Но этот вечер должен был иметь трагичные последствия. Несмотря на нашу невиновность, Лоэнгрин никогда в нее не поверил и поклялся со мной больше не встречаться. Напрасны были мои мольбы, напрасно Анри Батайль, очень взволнованный происшедшим, дошел до того, что написал Лоэнгрину письмо.

Ничто не могло помочь. Лоэнгрин согласился повидать меня только в автомобиле. Мои уши воспринимали его проклятия, как звон дьявольских колоколов. Внезапно он перестал браниться и, открыв дверцу автомобиля, вытолкнул меня в темноту. Долго блуждала я по улицам одна в каком-то оцепенении. Прохожие подмигивали мне и делали двусмысленные предложения. Мир в одно мгновение превратился в кромешный ад.

Два дня спустя я узнала об отъезде Лоэнгрина в Египет.

– Но я терпеть не могу обманывать публику, – сказала я и настояла на том, чтобы танцевать.
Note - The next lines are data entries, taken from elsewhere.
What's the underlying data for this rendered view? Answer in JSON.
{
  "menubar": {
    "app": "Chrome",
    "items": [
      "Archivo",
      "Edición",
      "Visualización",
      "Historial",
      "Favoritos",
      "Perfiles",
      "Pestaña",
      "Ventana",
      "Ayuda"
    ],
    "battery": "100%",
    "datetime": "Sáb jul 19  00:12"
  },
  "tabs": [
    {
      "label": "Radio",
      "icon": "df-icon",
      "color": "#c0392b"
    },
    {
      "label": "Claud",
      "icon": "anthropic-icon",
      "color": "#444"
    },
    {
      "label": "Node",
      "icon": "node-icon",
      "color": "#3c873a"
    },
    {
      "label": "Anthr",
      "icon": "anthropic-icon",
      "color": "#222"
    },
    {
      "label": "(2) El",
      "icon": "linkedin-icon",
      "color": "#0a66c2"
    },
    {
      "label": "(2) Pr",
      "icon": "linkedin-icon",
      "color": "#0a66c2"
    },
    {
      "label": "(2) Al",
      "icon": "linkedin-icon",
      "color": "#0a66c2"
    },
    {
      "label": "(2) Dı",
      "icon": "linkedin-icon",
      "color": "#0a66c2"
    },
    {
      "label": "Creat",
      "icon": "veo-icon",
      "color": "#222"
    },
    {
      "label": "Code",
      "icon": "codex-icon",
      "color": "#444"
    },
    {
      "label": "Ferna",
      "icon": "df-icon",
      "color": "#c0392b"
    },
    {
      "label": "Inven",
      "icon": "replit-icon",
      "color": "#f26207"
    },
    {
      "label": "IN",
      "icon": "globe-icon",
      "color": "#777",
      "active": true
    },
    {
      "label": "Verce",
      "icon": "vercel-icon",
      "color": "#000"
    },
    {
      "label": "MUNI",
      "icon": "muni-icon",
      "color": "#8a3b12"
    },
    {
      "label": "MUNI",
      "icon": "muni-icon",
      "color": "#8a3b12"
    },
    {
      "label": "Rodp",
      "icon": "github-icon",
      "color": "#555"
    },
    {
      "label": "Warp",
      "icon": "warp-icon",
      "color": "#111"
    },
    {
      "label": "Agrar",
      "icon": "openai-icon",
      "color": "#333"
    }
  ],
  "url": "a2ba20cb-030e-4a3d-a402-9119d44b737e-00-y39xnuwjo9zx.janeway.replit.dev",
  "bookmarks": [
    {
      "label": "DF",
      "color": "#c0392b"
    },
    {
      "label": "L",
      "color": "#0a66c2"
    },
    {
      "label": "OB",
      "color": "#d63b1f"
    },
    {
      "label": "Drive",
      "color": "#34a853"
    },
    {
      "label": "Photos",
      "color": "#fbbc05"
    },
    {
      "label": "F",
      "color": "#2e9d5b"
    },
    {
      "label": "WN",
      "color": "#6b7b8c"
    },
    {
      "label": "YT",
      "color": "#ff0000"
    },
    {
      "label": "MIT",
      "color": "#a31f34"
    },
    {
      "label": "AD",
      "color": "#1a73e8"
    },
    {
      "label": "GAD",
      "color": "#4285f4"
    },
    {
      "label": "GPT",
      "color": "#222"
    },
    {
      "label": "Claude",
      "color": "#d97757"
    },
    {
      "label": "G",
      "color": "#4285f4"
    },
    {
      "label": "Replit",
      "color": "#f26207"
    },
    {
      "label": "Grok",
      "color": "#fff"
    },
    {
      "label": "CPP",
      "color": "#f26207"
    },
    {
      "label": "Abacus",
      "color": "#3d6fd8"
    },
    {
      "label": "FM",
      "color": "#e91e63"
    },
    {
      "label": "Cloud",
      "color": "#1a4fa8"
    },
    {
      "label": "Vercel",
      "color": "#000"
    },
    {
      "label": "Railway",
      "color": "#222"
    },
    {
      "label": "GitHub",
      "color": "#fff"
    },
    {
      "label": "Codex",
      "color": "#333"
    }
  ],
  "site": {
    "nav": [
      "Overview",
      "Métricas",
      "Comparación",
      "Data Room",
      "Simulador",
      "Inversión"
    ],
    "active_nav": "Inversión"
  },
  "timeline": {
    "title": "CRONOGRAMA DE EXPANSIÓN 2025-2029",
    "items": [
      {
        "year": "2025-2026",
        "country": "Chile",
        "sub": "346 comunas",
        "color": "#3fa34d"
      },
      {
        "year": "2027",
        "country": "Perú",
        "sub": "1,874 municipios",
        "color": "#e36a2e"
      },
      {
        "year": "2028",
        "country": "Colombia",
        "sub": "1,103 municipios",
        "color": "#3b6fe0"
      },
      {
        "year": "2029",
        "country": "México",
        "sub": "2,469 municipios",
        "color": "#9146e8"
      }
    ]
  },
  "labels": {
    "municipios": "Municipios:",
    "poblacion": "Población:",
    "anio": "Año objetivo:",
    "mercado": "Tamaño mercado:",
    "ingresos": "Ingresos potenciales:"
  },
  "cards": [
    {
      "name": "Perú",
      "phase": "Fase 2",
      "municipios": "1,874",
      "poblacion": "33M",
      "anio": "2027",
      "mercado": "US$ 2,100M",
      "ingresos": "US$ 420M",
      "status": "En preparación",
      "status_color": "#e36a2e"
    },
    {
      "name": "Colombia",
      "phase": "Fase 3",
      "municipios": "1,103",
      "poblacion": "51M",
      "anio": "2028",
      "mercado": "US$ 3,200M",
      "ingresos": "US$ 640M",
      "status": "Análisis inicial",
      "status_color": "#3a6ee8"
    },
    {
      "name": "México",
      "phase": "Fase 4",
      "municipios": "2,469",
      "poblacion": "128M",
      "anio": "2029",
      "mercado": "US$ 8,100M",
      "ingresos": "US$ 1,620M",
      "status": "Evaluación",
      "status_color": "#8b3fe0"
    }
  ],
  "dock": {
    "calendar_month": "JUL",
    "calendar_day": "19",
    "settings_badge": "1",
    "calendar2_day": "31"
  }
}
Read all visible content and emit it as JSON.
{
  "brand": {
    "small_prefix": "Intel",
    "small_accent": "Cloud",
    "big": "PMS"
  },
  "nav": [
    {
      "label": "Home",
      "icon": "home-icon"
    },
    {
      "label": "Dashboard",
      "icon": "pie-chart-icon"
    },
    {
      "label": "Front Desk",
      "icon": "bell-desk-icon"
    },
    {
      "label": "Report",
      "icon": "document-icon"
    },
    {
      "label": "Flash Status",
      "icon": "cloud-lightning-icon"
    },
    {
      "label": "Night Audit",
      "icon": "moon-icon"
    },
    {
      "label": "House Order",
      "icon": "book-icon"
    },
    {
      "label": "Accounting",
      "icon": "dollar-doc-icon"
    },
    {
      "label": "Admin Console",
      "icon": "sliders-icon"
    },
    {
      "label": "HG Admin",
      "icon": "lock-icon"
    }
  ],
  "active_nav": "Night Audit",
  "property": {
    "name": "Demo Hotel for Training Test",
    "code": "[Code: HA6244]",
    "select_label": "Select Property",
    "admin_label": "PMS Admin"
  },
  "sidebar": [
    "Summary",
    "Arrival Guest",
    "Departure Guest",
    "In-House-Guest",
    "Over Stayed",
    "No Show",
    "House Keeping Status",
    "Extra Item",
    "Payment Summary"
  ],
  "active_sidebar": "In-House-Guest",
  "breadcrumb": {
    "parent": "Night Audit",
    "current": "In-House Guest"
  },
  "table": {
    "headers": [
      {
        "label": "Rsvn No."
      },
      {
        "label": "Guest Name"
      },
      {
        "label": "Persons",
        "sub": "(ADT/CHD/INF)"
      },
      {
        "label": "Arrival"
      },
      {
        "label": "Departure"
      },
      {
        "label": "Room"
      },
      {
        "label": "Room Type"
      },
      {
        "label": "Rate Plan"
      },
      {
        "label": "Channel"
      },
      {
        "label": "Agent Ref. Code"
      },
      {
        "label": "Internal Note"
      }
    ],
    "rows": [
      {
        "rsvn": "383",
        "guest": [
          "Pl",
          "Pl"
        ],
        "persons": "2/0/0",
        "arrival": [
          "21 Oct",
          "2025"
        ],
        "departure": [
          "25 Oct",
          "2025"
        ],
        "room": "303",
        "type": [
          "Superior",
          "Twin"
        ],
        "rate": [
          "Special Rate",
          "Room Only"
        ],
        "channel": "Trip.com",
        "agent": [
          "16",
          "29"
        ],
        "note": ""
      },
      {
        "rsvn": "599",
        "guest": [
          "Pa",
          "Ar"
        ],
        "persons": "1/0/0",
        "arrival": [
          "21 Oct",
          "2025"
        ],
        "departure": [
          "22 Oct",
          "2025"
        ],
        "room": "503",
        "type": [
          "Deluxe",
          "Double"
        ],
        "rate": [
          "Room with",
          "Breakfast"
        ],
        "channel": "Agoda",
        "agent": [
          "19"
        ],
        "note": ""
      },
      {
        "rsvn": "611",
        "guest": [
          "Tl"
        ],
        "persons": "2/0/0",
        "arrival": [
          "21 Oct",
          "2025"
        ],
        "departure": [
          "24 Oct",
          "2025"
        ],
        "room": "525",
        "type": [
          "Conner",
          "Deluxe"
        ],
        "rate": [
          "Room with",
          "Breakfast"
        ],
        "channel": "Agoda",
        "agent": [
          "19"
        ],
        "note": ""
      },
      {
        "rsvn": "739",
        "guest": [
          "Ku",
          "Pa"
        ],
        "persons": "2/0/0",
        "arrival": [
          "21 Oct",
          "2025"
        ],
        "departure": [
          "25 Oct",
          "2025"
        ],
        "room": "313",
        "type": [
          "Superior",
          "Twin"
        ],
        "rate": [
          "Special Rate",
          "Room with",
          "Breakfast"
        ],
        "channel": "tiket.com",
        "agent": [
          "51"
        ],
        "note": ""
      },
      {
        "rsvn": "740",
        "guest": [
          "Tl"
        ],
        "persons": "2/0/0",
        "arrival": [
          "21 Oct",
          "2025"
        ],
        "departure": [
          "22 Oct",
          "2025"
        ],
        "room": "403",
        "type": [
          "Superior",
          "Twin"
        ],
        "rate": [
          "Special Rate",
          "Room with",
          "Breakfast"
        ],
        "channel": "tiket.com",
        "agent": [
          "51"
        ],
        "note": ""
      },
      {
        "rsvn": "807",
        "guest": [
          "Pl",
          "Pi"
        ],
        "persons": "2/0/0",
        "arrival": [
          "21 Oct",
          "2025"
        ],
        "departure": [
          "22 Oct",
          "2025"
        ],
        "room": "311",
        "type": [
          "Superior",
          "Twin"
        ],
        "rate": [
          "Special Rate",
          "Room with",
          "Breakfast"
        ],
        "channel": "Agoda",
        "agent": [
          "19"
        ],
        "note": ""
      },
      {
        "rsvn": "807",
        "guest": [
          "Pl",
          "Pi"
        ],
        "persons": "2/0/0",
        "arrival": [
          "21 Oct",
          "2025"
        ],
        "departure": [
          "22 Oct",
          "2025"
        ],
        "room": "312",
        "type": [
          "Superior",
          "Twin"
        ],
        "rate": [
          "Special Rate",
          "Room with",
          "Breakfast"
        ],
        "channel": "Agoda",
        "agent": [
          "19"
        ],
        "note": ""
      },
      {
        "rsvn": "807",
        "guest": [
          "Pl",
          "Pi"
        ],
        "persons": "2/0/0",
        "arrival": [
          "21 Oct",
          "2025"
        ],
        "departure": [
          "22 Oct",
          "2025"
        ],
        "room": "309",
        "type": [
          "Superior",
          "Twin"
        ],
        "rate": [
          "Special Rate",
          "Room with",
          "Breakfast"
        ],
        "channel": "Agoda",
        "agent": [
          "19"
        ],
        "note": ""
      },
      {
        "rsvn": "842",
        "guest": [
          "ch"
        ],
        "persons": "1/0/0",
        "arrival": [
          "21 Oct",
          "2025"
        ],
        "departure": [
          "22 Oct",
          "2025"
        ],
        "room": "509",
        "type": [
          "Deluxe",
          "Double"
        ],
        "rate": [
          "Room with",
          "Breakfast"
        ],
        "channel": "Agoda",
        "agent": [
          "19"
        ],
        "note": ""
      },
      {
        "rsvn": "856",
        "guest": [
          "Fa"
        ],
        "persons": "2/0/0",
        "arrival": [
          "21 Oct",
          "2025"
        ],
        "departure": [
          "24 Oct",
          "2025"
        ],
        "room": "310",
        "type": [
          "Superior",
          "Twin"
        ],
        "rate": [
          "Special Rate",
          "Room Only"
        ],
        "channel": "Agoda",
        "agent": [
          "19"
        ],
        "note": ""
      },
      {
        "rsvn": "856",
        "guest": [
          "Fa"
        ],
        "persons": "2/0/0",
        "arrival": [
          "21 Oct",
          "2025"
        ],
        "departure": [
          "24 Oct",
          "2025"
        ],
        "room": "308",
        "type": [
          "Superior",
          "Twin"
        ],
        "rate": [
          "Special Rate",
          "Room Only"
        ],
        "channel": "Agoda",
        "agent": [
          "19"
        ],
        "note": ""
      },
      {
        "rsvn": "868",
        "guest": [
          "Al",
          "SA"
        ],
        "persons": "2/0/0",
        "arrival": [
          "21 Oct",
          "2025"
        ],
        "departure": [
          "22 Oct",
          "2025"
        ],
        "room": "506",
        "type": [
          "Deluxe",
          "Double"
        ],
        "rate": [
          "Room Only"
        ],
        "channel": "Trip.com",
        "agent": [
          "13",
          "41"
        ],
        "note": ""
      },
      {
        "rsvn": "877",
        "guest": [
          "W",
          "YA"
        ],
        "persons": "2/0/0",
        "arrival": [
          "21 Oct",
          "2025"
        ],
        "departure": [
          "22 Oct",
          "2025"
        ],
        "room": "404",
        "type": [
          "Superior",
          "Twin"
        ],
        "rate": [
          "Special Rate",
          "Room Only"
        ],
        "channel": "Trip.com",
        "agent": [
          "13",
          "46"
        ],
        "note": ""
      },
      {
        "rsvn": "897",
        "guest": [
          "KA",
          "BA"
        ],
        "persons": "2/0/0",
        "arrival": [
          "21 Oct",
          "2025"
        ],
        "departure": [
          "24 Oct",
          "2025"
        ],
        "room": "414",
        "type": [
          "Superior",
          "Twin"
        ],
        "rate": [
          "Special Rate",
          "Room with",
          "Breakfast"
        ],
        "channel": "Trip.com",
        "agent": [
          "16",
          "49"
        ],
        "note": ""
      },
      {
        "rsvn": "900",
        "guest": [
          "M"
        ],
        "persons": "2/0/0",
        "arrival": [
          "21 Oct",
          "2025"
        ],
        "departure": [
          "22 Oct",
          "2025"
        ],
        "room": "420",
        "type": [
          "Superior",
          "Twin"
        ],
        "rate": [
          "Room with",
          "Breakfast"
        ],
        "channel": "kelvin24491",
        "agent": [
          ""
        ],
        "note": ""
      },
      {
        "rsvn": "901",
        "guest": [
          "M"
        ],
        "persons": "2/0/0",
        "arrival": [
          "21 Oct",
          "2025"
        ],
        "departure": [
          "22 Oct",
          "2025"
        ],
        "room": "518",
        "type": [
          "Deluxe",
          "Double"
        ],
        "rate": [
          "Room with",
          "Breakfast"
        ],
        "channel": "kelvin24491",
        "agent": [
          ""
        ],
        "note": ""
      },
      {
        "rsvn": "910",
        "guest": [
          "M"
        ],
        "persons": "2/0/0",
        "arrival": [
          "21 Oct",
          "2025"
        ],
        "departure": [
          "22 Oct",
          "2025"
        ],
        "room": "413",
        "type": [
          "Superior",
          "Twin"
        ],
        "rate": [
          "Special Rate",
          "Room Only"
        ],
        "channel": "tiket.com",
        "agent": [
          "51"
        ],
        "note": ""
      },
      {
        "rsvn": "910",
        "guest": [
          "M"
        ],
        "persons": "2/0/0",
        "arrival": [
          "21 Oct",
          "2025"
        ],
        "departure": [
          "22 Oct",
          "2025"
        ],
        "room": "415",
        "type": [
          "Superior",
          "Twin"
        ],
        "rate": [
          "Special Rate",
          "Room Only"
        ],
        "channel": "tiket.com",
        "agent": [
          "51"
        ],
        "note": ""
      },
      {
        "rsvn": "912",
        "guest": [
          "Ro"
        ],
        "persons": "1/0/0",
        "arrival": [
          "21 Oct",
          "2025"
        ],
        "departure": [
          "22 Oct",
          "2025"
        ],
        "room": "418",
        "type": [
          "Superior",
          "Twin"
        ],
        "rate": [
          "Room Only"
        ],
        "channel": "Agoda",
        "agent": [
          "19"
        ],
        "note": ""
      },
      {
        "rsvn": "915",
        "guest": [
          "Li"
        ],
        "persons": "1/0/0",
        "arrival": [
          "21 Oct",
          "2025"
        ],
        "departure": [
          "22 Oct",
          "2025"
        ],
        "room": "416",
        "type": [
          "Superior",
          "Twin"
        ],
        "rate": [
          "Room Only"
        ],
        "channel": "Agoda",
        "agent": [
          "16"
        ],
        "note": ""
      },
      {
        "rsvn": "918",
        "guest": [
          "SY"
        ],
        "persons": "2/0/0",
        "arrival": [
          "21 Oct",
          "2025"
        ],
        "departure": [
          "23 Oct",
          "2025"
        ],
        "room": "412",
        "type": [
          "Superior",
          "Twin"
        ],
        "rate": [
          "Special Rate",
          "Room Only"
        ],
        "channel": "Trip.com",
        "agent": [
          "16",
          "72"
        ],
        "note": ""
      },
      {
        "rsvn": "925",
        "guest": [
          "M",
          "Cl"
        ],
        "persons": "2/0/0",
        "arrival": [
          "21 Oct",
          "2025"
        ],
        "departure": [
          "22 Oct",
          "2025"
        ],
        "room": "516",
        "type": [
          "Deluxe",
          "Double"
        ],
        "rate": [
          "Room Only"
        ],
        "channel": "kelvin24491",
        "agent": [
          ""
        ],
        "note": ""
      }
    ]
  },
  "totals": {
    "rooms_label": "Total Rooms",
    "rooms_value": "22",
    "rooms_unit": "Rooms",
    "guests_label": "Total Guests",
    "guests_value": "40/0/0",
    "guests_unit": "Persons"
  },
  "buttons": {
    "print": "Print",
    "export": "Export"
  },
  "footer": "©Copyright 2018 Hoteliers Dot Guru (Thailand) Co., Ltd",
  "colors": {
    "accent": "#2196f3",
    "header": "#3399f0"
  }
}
Программа состояла из произведений Шопена. К ее концу я неожиданно сказала Скину:

– Сыграйте «Похоронный марш» Шопена.

– Но почему? – удивился он, – вы ведь его никогда не танцевали?

– Не знаю – сыграйте!

Я так упорствовала, что он согласился, и я протанцевала марш. Я изображала женщину, идущую медленными неуверенными шагами и несущую своих умерших к месту последнего упокоения. Я показала опускание тел в могилу, расставание духа со своей темницей – плотью – и стремление его ввысь к свету – к воскресению.

Когда я кончила и занавес опустился, наступила странная тишина. Я взглянула на Скина. Он был мертвенно бледен, дрожал, и его руки, пожавшие мои, были холодны как лед.

– Никогда не заставляйте меня играть это, – попросил он. – Сама смерть коснулась меня своим крылом. Я даже вдыхал запах белых цветов – погребальных цветов – и видел детские гробы, гробы…

Оба мы были потрясены и нервно расстроены, и мне кажется, что в тот вечер какой-то дух вселил в нас предчувствие того, что должно было произойти.

После нашего возвращения в Париж в апреле 1913 года Скин по окончании длинного спектакля в «Трокадеро» снова сыграл для меня этот марш. После нескольких минут благоговейной тишины публика разразилась бешеными апплодисментами. Некоторые женщины рыдали, другие были близки к истерике.

По-моему, прошлое, настоящее и будущее похоже на длинную дорогу. Она продолжается за каждым поворотом, но мы ее не видим и принимаем за будущее, которое уже подстерегает нас.

После «Похоронного марша» в Киеве меня стало томить предчувствие грядущей беды, сильно меня угнетавшее.